Cystatin C Cystatin C is a low-molecular-weight protein that belongs to the family of cysteine proteinase inhibitor proteins. Several studies have shown that cystatin C is a good marker to estimate GFR. Cystatin C is present in all nucleated cells and its production is constant. Cystatin C is freely filtrated through the glomeruli and then completely reabsorbed by tubular cells, where it is fully catabolized. Accordingly, serum cystatin C concentration is correlated highly with GFR, whereas urinary cystatin C concentration is near zero in healthy individuals. Higher urinary cystatin C concentrations can occur after kidney tubular damage. Theoretically, this marker could be a useful tool to detect tubulointerstitial nephritis in patients with AN, but to our knowledge, this urinary marker has not been studied to date in this specific population. Different authors have suggested that serum cystatin C concentration could vary according to hormonal or medical conditions independently of a change in GFR. Moreover, it recently has been shown that serum cystatin C level also is dependent partly on muscle mass.
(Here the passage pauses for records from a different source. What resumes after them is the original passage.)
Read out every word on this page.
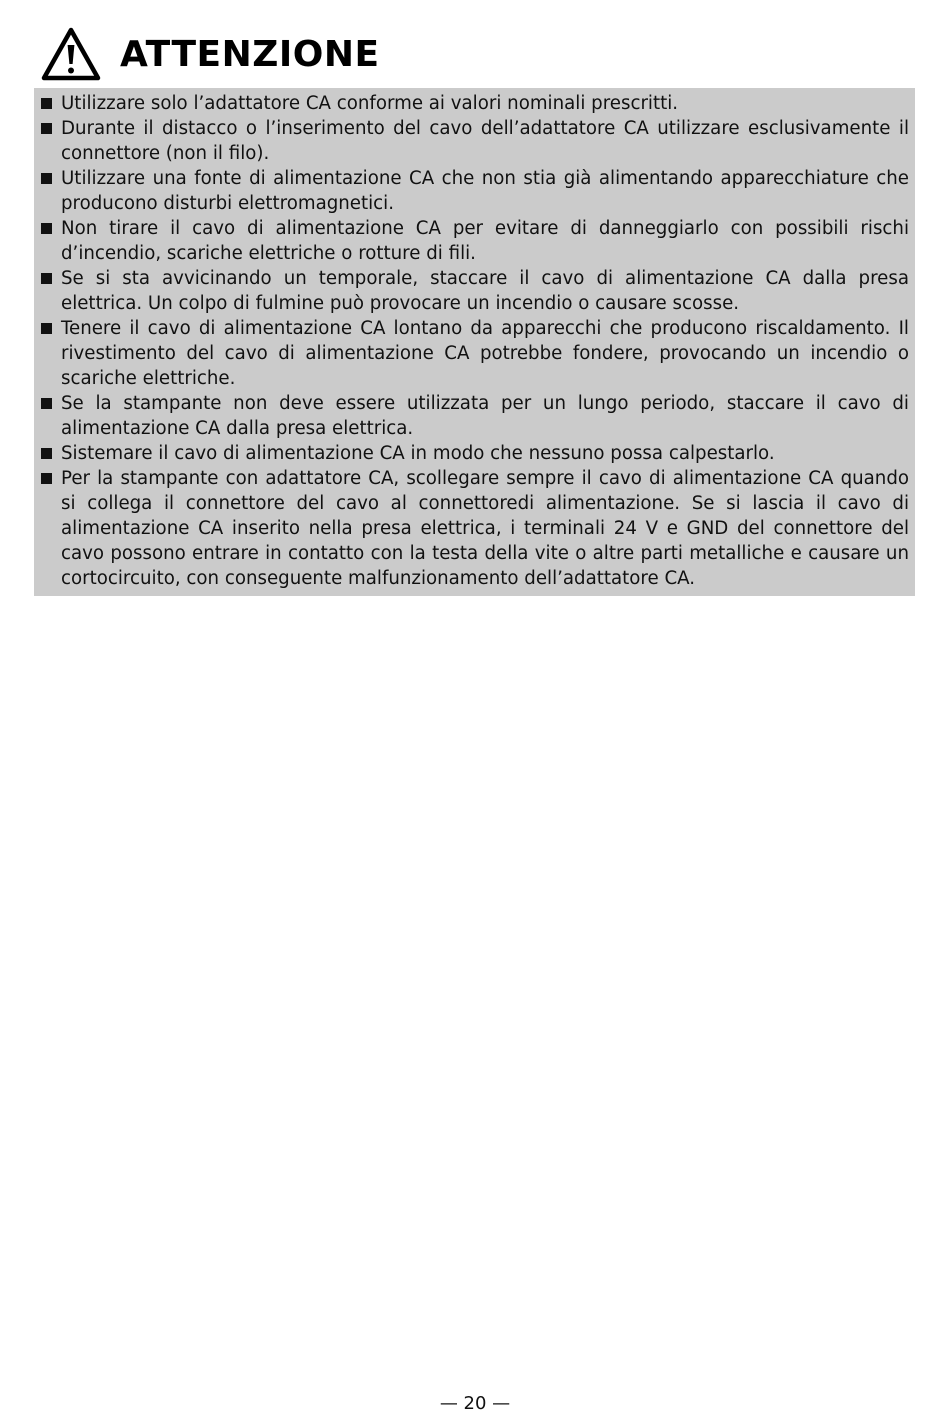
ATTENZIONE
Utilizzare solo l’adattatore CA conforme ai valori nominali prescritti.
Durante il distacco o l’inserimento del cavo dell’adattatore CA utilizzare esclusivamente il connettore (non il filo).
Utilizzare una fonte di alimentazione CA che non stia già alimentando apparecchiature che producono disturbi elettromagnetici.
Non tirare il cavo di alimentazione CA per evitare di danneggiarlo con possibili rischi d’incendio, scariche elettriche o rotture di fili.
Se si sta avvicinando un temporale, staccare il cavo di alimentazione CA dalla presa elettrica. Un colpo di fulmine può provocare un incendio o causare scosse.
Tenere il cavo di alimentazione CA lontano da apparecchi che producono riscaldamento. Il rivestimento del cavo di alimentazione CA potrebbe fondere, provocando un incendio o scariche elettriche.
Se la stampante non deve essere utilizzata per un lungo periodo, staccare il cavo di alimentazione CA dalla presa elettrica.
Sistemare il cavo di alimentazione CA in modo che nessuno possa calpestarlo.
Per la stampante con adattatore CA, scollegare sempre il cavo di alimentazione CA quando si collega il connettore del cavo al connettoredi alimentazione. Se si lascia il cavo di alimentazione CA inserito nella presa elettrica, i terminali 24 V e GND del connettore del cavo possono entrare in contatto con la testa della vite o altre parti metalliche e causare un cortocircuito, con conseguente malfunzionamento dell’adattatore CA.
— 20 —
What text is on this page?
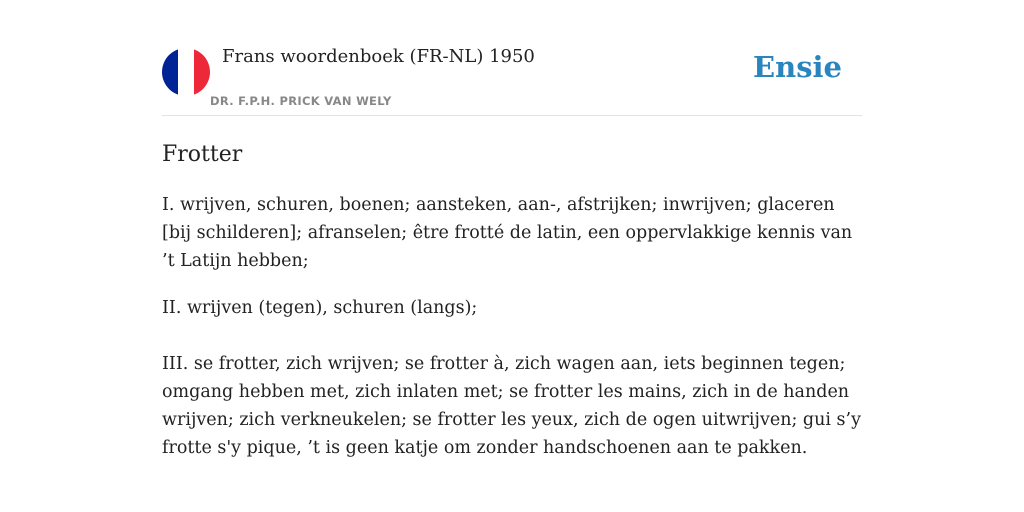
Frans woordenboek (FR-NL) 1950
DR. F.P.H. PRICK VAN WELY
Ensie
Frotter

I. wrijven, schuren, boenen; aansteken, aan-, afstrijken; inwrijven; glaceren [bij schilderen]; afranselen; être frotté de latin, een oppervlakkige kennis van ’t Latijn hebben;

II. wrijven (tegen), schuren (langs);

III. se frotter, zich wrijven; se frotter à, zich wagen aan, iets beginnen tegen; omgang hebben met, zich inlaten met; se frotter les mains, zich in de handen wrijven; zich verkneukelen; se frotter les yeux, zich de ogen uitwrijven; gui s’y frotte s'y pique, ’t is geen katje om zonder handschoenen aan te pakken.
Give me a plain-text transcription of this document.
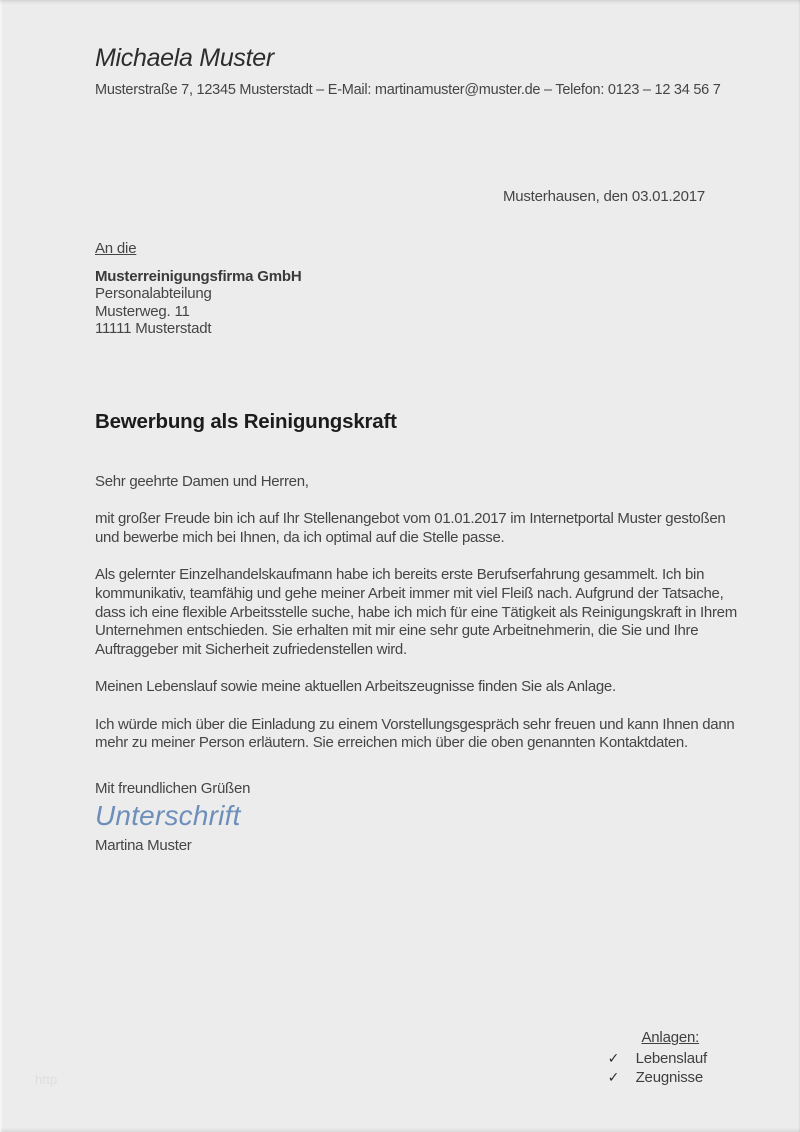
Michaela Muster
Musterstraße 7, 12345 Musterstadt – E-Mail: martinamuster@muster.de – Telefon: 0123 – 12 34 56 7
Musterhausen, den 03.01.2017
An die
Musterreinigungsfirma GmbH
Personalabteilung
Musterweg. 11
11111 Musterstadt
Bewerbung als Reinigungskraft

Sehr geehrte Damen und Herren,

mit großer Freude bin ich auf Ihr Stellenangebot vom 01.01.2017 im Internetportal Muster gestoßen und bewerbe mich bei Ihnen, da ich optimal auf die Stelle passe.

Als gelernter Einzelhandelskaufmann habe ich bereits erste Berufserfahrung gesammelt. Ich bin kommunikativ, teamfähig und gehe meiner Arbeit immer mit viel Fleiß nach. Aufgrund der Tatsache, dass ich eine flexible Arbeitsstelle suche, habe ich mich für eine Tätigkeit als Reinigungskraft in Ihrem Unternehmen entschieden. Sie erhalten mit mir eine sehr gute Arbeitnehmerin, die Sie und Ihre Auftraggeber mit Sicherheit zufriedenstellen wird.

Meinen Lebenslauf sowie meine aktuellen Arbeitszeugnisse finden Sie als Anlage.

Ich würde mich über die Einladung zu einem Vorstellungsgespräch sehr freuen und kann Ihnen dann mehr zu meiner Person erläutern. Sie erreichen mich über die oben genannten Kontaktdaten.

Mit freundlichen Grüßen
Unterschrift
Martina Muster
Anlagen:
✓ Lebenslauf
✓ Zeugnisse
http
The influence of muscle mass on cystatin C production is explained because muscle cells constitute the largest number of nucleated cells in the body. Nevertheless, the variability in serum cystatin C levels due to muscle mass is far lower than that of serum creatinine. In the previous work discussed, we showed that cystatin C was better than serum creatinine for detection of stage 3 CKD (GFR <60 mL/min) in patients with AN. This result should be confirmed on a larger sample.